“You don’t need to come,” he said. “I reckon I can stand a little tooth-tinkering. You get on to Mr. Summers. And—and, Sam—”
“Yes?”
“If you don’t want to stay up there to the house alone, you come down to our place. My ma, she’d love to have you. Sam—”
“Yes.”
“We know what trouble is, ma and me, see? Don’t nobody around these parts know better than we do. Mr. Carson, he set us on our feet, and now we can hold up our heads and look people in the face. My, but it feels good! But we know what trouble is—all kinds, pretty near. You come to us.”

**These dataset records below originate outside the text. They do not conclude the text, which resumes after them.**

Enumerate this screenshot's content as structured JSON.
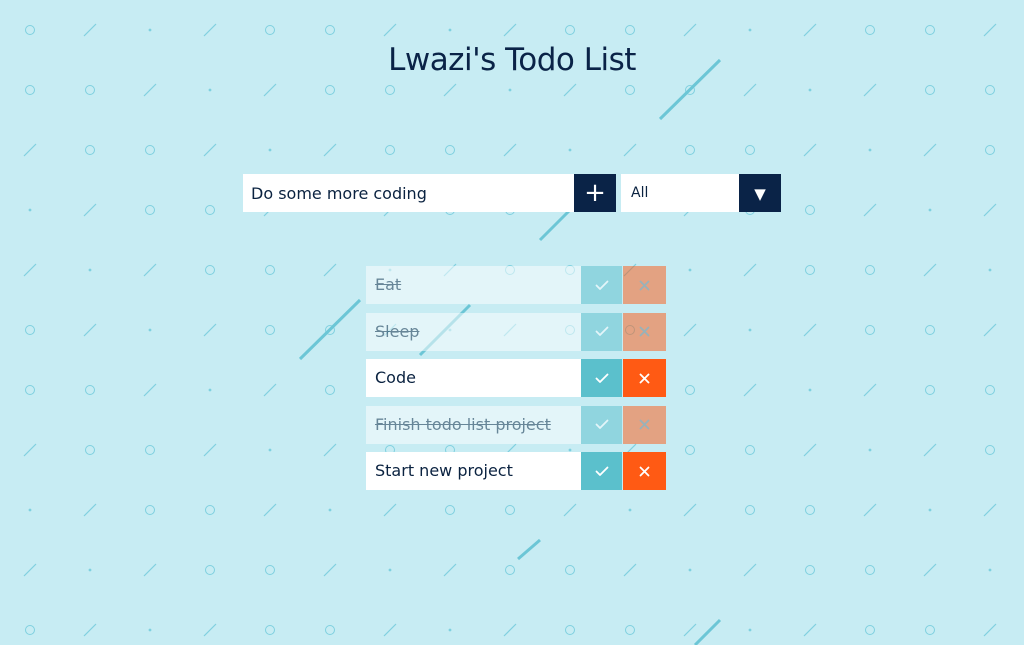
{
  "page": {
    "title": "Lwazi's Todo List"
  },
  "form": {
    "input_value": "Do some more coding",
    "add_button_label": "+",
    "filter_selected": "All",
    "filter_arrow": "▼"
  },
  "todos": [
    {
      "text": "Eat",
      "completed": true
    },
    {
      "text": "Sleep",
      "completed": true
    },
    {
      "text": "Code",
      "completed": false
    },
    {
      "text": "Finish todo list project",
      "completed": true
    },
    {
      "text": "Start new project",
      "completed": false
    }
  ],
  "icons": {
    "complete": "check-icon",
    "delete": "close-icon",
    "add": "plus-icon",
    "dropdown": "caret-down-icon"
  },
  "colors": {
    "background": "#c7ecf3",
    "pattern": "#7fd0df",
    "navy": "#0a2347",
    "complete": "#5bc0cc",
    "delete": "#ff5a14",
    "item": "#ffffff"
  }
}
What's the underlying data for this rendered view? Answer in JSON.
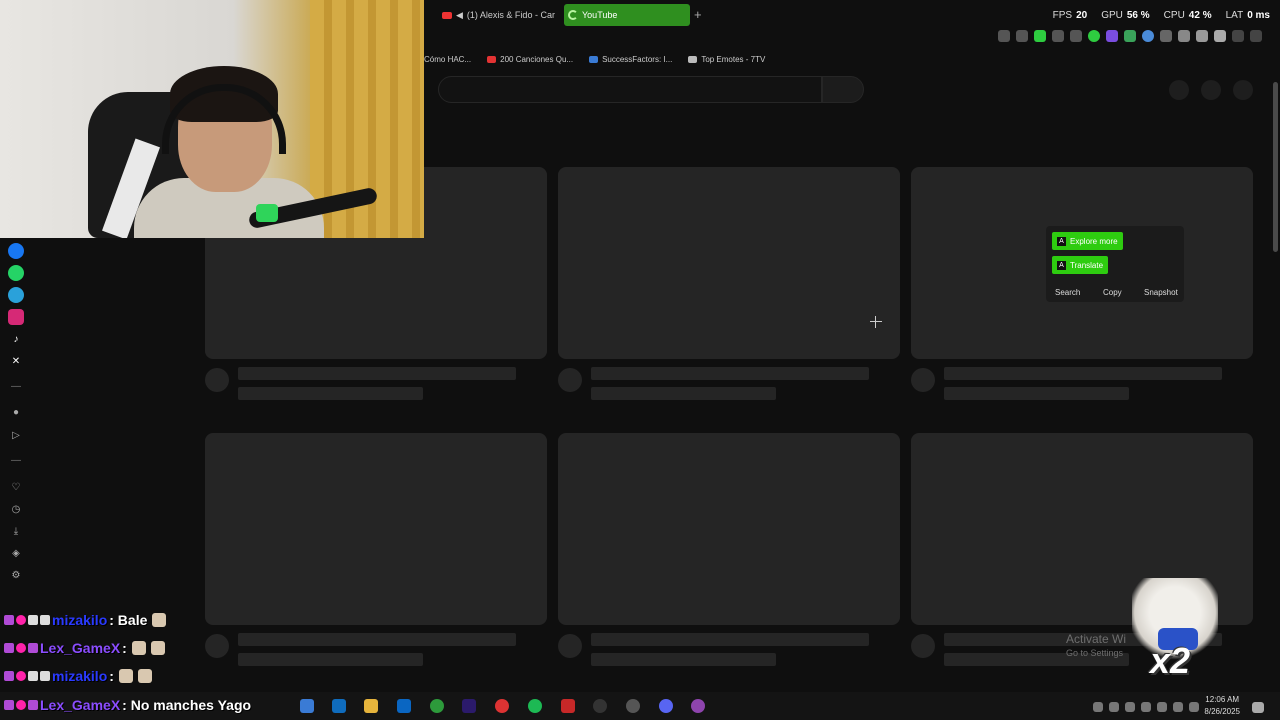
{
  "tabs": [
    {
      "label": "(1) Alexis & Fido - Car",
      "active": false
    },
    {
      "label": "YouTube",
      "active": true
    }
  ],
  "stats": {
    "fps_label": "FPS",
    "fps": "20",
    "gpu_label": "GPU",
    "gpu": "56 %",
    "cpu_label": "CPU",
    "cpu": "42 %",
    "lat_label": "LAT",
    "lat": "0 ms"
  },
  "bookmarks": [
    {
      "label": "Cómo HAC...",
      "color": "#888888"
    },
    {
      "label": "200 Canciones Qu...",
      "color": "#e33333"
    },
    {
      "label": "SuccessFactors: I...",
      "color": "#3a7bd5"
    },
    {
      "label": "Top Emotes - 7TV",
      "color": "#bbbbbb"
    }
  ],
  "popup": {
    "explore": "Explore more",
    "translate": "Translate",
    "search": "Search",
    "copy": "Copy",
    "snapshot": "Snapshot"
  },
  "sidebar_icons": [
    "messenger-icon",
    "whatsapp-icon",
    "telegram-icon",
    "instagram-icon",
    "tiktok-icon",
    "x-icon",
    "dash-icon",
    "record-icon",
    "play-icon",
    "dash-icon",
    "heart-icon",
    "history-icon",
    "download-icon",
    "extensions-icon",
    "settings-icon"
  ],
  "chat": [
    {
      "user": "mizakilo",
      "msg": ": Bale",
      "user_color": "#2a3aff"
    },
    {
      "user": "Lex_GameX",
      "msg": ":",
      "user_color": "#8b4dff"
    },
    {
      "user": "mizakilo",
      "msg": ":",
      "user_color": "#2a3aff"
    },
    {
      "user": "Lex_GameX",
      "msg": ": No manches Yago",
      "user_color": "#8b4dff"
    }
  ],
  "activate": {
    "title": "Activate Wi",
    "subtitle": "Go to Settings"
  },
  "overlay": {
    "multiplier": "x2"
  },
  "clock": {
    "time": "12:06 AM",
    "date": "8/26/2025"
  }
}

Sam held out a tense hand.
“Put it there, Hi.”
Hi “put it there” and turned valorously up the dentist’s terrible stairs.
As for Sam, he kept vigorously on his way. He thought of those automobiles he had seen the day before, and he felt as if he were all cranked up, with a good spark on, and was ready for a long hard run. So he turned up Burchard Avenue, and in at the gate of the little Methodist parsonage.
The first person he saw was Mrs. Summers, who had just got baby Jonathan asleep and was setting him out of doors in his carriage, to grow. She held up a small brown finger to warn Sam that conversation was not to be permitted in the vicinity of the sleeping prince, and led the way into the living room. Then she went in search of her husband, who, it appeared, was shut up in the cell-like room he called his study. He came striding out of his retreat and grasped Sam by the hand.